China não deve desistir de incluir Brasil na Rota da Seda

Apesar de o governo Lula ter encontrado uma saída para as investidas chinesas, Vito Villar afirma que o regime chinês não deve ficar satisfeito com o acordo fechado nesta semana. Na avaliação do especialista, a adesão do Brasil à Rota da Seda deve aparecer em negociações futuras com os chineses.

O país tem sido resistente em aderir ao projeto devido ao "pacote" negativo que vem junto com ele – como a dependência comercial e econômica, além da "aliança" política a Pequim como um dos termos da adesão.

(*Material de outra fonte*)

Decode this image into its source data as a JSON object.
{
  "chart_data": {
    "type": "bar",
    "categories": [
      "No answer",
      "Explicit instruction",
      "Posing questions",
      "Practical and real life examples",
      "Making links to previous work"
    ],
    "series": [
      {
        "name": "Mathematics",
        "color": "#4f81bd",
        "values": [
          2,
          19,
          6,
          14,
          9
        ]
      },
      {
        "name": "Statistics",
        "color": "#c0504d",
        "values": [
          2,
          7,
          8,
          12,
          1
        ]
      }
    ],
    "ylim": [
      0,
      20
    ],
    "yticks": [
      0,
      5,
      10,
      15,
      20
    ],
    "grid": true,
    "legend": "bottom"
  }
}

O tema, contudo, gera divisões no governo. Por um lado, há uma ala mais cautelosa que justifica que aderir à Nova Rota da Seda não seja necessário para estreitar as relações com o gigante asiático. Isso porque o país já é o segundo maior parceiro comercial do Brasil. Há ainda o receio de que a adesão ao projeto possa passar uma mensagem negativa às nações do Ocidente, sobretudo os Estados Unidos.

Na avaliação de Villar, os desafios geopolíticos atuais pesam para a decisão brasileira. "Com a eleição de Trump para 2025, tem-se um receio sobre o futuro das relações do Brasil com os Estados Unidos. Há uma visão do Itamaraty de que a adesão nesse momento, com o Trump de volta, poderia queimar as fichas de uma relação estável com os Estados Unidos e isso é algo que o Brasil não quer nesse momento", pontua.

Por outro lado, há no governo os que defendem que a adesão ao projeto apenas reforçaria a parceria com a China, sem trazer prejuízos. Esse é o caso do ex-chanceler e assessor para assuntos especiais da presidência, Celso Amorim.